The Second Night Approaches

You can view TV coverage at Khou.com. This is mostly of the situation in New Orleans, where levee breaks have changed a hurricane into an ongoing flood. They are still discussing how to plug the major Canal Street levee breach, but the Industrial canal breaches are letting water out of the city. One proposal to deal with the Canal Street breach is to fill land-sea containers with sand and lower them into the breach. I believe some specialized helicopters will be needed. A clumsy effort could worsen the break.

Miami Herald has a pretty good article which also has information about Gulfport:
Back in New Orleans, medics converted part of the Superdome -- already the steamy home of 10,000 people -- into a triage center for scores of the injured and sick, many of them found on rooftops and street corners. Some were sent to hospitals in Baton Rouge.

The narrow, debris-filled streets of the tourist-oriented French Quarter filled with more than two feet of water.
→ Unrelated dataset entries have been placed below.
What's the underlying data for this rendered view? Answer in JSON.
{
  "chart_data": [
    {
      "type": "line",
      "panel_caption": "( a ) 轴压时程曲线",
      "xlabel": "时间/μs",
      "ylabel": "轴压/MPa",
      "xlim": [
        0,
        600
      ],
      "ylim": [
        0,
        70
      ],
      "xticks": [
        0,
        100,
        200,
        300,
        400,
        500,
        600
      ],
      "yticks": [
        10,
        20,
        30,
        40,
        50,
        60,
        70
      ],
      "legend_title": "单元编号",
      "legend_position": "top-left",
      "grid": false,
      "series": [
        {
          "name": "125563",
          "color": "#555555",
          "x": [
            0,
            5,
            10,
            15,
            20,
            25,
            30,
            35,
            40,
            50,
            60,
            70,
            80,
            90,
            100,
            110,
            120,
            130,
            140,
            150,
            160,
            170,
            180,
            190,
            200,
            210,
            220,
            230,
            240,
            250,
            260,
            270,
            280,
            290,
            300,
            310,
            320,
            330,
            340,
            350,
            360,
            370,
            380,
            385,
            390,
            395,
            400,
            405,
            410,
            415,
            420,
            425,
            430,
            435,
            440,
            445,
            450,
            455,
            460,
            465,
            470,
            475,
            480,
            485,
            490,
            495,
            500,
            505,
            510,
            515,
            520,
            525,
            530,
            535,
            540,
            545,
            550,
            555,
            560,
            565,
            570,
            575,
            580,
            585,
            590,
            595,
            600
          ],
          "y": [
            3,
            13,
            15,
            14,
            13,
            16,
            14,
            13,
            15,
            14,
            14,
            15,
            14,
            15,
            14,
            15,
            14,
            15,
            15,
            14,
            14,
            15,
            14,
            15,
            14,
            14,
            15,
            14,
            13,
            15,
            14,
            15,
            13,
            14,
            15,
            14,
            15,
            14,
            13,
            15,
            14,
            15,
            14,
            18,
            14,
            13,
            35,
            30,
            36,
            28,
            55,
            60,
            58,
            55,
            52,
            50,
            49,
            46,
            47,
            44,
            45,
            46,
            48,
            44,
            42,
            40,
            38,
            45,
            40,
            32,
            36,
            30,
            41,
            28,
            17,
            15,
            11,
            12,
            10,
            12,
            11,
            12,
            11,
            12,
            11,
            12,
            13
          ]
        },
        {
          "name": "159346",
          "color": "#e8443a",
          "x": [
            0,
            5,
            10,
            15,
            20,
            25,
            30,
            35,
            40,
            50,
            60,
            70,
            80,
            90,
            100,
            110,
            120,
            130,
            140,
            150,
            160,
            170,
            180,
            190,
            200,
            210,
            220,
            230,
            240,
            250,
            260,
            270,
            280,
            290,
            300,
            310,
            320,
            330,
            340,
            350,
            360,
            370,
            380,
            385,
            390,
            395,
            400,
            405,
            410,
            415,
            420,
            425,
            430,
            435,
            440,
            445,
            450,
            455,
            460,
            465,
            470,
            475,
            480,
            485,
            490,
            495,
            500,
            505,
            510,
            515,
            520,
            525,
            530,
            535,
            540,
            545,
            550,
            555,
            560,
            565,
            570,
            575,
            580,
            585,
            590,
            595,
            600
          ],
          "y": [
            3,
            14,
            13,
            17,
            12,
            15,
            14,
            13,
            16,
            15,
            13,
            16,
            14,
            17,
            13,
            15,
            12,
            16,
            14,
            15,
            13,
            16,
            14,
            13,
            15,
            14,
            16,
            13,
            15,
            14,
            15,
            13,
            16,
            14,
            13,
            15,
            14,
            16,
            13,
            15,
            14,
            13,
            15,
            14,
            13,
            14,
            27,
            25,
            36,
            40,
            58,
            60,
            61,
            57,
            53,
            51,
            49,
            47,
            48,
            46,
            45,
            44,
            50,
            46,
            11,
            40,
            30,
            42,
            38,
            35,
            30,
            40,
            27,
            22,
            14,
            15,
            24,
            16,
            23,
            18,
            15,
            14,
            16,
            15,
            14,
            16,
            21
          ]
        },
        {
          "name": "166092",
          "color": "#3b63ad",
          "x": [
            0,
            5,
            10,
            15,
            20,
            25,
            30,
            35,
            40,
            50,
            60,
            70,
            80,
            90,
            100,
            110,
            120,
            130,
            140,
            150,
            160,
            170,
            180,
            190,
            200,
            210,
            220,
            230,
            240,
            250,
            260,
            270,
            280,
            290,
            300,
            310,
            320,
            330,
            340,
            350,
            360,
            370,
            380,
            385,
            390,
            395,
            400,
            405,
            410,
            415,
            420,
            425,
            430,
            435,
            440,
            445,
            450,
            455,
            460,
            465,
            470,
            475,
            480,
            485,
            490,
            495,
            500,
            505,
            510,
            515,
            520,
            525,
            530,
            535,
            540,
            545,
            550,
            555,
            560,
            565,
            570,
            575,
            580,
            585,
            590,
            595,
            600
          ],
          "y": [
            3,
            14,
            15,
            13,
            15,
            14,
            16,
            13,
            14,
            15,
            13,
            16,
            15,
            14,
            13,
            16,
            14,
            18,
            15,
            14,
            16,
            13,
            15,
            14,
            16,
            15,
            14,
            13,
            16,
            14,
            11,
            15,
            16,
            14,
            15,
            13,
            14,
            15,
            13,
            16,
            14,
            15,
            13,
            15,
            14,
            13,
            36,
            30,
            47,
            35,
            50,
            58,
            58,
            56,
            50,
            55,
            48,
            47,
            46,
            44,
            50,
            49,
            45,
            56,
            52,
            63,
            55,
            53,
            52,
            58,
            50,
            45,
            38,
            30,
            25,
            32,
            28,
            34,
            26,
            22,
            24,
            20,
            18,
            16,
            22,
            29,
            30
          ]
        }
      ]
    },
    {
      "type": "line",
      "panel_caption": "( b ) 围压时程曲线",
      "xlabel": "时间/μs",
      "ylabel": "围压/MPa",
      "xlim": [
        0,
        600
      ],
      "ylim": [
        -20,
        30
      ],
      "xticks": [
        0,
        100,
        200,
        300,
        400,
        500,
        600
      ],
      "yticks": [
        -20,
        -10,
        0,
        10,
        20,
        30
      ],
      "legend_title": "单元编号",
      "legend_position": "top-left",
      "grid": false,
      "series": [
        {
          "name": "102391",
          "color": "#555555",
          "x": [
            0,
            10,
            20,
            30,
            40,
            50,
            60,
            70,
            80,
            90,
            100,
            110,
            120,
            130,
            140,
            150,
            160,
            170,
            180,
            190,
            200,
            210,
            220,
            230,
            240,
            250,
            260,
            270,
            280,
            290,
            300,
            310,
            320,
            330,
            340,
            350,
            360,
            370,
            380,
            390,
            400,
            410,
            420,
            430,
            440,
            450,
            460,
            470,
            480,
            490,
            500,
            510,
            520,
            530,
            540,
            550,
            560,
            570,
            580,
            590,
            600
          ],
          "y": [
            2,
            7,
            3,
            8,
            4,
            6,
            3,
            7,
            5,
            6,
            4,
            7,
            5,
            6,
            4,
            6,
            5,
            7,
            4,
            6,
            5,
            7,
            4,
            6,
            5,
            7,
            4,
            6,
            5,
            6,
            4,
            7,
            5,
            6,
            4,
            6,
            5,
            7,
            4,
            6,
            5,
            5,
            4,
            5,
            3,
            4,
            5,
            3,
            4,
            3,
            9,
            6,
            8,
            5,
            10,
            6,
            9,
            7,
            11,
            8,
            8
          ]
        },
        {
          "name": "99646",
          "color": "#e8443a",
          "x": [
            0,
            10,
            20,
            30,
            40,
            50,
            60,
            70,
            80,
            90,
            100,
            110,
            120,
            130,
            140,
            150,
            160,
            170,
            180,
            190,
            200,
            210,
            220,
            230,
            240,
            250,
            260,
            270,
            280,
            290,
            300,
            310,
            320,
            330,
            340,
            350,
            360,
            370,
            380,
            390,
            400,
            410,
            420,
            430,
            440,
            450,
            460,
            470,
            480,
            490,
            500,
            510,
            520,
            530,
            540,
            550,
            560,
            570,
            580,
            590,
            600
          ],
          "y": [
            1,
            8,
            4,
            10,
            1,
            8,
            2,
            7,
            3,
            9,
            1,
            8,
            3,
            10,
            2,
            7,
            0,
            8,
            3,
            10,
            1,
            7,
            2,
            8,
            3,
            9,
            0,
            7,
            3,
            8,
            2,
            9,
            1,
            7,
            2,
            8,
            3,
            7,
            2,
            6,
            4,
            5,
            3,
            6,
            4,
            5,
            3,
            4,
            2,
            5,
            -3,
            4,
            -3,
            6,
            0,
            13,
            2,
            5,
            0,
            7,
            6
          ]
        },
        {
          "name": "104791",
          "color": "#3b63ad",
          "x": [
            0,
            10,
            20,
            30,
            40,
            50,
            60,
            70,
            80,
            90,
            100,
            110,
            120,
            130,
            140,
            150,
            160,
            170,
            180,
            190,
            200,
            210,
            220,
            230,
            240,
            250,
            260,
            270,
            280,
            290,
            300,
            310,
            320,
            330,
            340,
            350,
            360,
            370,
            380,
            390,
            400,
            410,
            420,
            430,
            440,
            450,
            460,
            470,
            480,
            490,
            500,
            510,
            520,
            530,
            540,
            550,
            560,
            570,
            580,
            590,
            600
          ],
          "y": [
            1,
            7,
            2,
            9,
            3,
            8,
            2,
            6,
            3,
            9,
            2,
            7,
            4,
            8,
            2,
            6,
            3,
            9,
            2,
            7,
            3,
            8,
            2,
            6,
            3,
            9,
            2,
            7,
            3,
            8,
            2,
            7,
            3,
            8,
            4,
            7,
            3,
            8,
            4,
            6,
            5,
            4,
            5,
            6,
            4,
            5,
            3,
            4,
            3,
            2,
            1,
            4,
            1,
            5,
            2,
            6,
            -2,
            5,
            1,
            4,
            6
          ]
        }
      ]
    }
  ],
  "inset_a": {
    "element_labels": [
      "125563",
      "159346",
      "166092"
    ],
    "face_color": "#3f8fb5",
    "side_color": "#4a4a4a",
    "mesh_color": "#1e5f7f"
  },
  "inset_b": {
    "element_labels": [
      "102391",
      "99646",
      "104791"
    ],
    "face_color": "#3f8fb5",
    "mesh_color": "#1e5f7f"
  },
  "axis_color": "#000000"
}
Terrified by what they heard on the radio, some people ran down the streets, screaming and warning others.

''Get out of town if you can,'' said Ed Freytag, a city worker at the temporary City Hall complex in the Hyatt Regency.

''People are afraid of drowning,'' said Greg Reaves, 45, who tried to flee the city but turned around after confronting high water on Interstate 10. ``I think that's what's causing the panic.''
I think the reality is setting in.

According to the Khou.com video, the rescuers in New Orleans are just trying to get to whoever they can reach and are taking them to the Superdome. With poor communications, it is clear that as night comes some people will remain trapped in their houses quite possibly without food or drinkable water. The Superdome is surrounded by water and according to the Khou.com press conference, they will worry about getting those people out later. For now they are just trying to get food and water in.

In Gulfport/Biloxi (Harrison County), the suggestion is that it will be hard to even come up with an accurate casualty figure. Perhaps the best way to sum up the scope and confusing nature of the disaster is this quote from the article linked above:
In Harrison County, Miss., 35 people swam out of their emergency operations center with life jackets on. ''We haven't heard from them,'' said Christoper Cirillo, the county's emergency medical services director.
We have not heard from Boomr who reported himself on Sunday evening to be in Gulfport in a house a few blocks from the shore with his parents and perhaps his sister. This Reuters report cites a possibility of over a hundred dead in Biloxi. The storm surge was apparently 30 feet.

KGBT 4 - TV has a group of personal accounts in and around the Gulf coast. One of the ways to possibly get news is to file a request with the emergency radio network. You can do so here online.

To donate see this list of organizations with phone numbers from 10 KLFY. There are people marooned out there without virtually nothing to their names, and these areas are so devastated that many people will have to simply leave the area. Cash donations should allow aid organizations to fund rescue and rebuilding efforts but also to give money directly to people, which in all too many cases is what is needed.

The number of people out there in the area who have lost their houses, personal possessions, cars and jobs at the same time is uncountable. This is one of the worst disasters in our nation's history. Please give what you can.